Putusan pengadilan diperkirakan akan memakan waktu berbulan-bulan. Selama itu, Transsion tetap bisa berjualan. Namun, ancaman pembatasan tetap membayangi hingga vonis final diumumkan.
Huawei dan Strategi Bisnis Global
Huawei dalam beberapa tahun terakhir memang lebih agresif dalam melindungi aset intelektualnya. Setelah menghadapi tekanan dari sanksi Amerika, Huawei berusaha memaksimalkan kekuatan di sektor paten untuk mengamankan pendapatan.
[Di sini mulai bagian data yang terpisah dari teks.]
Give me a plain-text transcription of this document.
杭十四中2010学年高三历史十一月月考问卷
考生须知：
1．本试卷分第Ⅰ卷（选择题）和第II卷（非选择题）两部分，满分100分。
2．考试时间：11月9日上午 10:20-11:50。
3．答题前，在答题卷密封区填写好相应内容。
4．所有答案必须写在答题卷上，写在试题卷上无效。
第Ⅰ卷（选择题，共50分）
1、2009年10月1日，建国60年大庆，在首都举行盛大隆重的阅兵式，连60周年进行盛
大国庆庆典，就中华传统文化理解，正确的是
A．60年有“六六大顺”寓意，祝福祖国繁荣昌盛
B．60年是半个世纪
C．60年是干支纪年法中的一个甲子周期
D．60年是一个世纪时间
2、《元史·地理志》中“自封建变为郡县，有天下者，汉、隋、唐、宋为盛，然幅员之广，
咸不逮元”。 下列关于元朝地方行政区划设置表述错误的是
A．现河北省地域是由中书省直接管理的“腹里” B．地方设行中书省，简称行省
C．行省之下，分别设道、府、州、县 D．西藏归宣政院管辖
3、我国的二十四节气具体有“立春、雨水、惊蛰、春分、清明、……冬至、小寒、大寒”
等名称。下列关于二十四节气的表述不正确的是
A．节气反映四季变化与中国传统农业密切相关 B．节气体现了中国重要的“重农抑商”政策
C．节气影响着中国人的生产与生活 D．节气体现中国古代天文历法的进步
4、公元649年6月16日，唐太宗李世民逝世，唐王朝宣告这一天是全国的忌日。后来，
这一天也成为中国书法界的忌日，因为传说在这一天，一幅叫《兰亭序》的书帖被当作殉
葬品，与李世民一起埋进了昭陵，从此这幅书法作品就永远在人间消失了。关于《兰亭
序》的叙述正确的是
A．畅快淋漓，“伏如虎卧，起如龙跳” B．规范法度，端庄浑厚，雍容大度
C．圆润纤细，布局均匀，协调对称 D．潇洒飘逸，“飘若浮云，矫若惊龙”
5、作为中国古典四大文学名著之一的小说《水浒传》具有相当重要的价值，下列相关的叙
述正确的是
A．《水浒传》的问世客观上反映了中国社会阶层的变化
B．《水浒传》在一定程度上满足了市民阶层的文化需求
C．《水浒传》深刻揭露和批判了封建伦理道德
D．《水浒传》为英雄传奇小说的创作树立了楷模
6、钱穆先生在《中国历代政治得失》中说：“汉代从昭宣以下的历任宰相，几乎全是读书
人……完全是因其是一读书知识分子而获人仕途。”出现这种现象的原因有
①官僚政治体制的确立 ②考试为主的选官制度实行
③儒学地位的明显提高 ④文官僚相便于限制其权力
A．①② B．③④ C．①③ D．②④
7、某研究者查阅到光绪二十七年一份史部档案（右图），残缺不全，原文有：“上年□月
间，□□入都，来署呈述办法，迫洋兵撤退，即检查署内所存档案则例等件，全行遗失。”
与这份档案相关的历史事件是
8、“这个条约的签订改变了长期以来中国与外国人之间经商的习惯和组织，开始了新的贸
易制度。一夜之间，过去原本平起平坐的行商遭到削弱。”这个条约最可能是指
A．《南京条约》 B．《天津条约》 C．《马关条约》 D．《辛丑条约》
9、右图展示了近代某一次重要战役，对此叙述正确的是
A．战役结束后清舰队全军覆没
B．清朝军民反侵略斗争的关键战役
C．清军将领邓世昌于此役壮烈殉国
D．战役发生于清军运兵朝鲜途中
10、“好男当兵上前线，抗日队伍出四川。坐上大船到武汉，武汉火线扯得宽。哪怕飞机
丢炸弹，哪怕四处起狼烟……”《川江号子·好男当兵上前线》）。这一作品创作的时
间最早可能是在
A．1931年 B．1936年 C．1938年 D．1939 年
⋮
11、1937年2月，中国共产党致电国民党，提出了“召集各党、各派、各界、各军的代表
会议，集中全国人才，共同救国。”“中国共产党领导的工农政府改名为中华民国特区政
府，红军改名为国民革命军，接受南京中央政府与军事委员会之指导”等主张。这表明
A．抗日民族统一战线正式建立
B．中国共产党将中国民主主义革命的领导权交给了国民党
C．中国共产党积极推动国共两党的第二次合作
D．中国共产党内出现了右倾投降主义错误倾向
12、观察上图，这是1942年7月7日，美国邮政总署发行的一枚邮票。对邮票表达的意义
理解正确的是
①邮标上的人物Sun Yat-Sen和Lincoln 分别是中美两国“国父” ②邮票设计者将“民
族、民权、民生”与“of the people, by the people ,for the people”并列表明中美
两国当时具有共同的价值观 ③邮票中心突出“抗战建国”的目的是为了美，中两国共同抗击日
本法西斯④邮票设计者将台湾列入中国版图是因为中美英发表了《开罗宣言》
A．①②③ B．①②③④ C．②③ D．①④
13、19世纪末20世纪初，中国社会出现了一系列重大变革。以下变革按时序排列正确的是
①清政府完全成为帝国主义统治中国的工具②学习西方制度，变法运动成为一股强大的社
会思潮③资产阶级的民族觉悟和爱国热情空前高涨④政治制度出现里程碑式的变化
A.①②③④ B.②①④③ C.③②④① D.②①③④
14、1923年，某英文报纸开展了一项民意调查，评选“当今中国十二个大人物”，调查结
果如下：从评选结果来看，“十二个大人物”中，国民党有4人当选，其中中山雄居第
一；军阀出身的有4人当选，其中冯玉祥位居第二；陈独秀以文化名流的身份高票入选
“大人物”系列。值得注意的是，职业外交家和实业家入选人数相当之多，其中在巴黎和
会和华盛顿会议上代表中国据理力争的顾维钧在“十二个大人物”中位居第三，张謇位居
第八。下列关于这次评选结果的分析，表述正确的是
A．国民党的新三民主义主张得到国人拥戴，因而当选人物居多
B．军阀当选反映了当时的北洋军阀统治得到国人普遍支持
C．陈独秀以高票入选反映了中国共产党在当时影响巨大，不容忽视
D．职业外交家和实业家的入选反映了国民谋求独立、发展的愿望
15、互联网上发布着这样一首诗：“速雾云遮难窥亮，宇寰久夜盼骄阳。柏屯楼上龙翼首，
Dengan mengajukan gugatan seperti ini, Huawei tidak hanya melindungi inovasi, tetapi juga menciptakan peluang pendapatan melalui lisensi. Langkah tersebut sekaligus memperlihatkan kepada kompetitor bahwa mereka tidak bisa sembarangan memakai teknologi Huawei.
Penutup
Kasus gugatan Huawei terhadap Transsion menjadi salah satu drama hukum paling menarik di industri teknologi tahun ini. Taruhannya besar, mulai dari keberlangsungan penjualan Infinix dan Tecno di Eropa, reputasi global Transsion, hingga kredibilitas Huawei sebagai pemilik paten.
Apapun hasilnya, kasus ini akan menjadi preseden penting dalam industri smartphone global. Ia memperlihatkan bahwa di tengah persaingan pasar, perlindungan hak paten tetap menjadi senjata utama untuk bertahan sekaligus menekan lawan.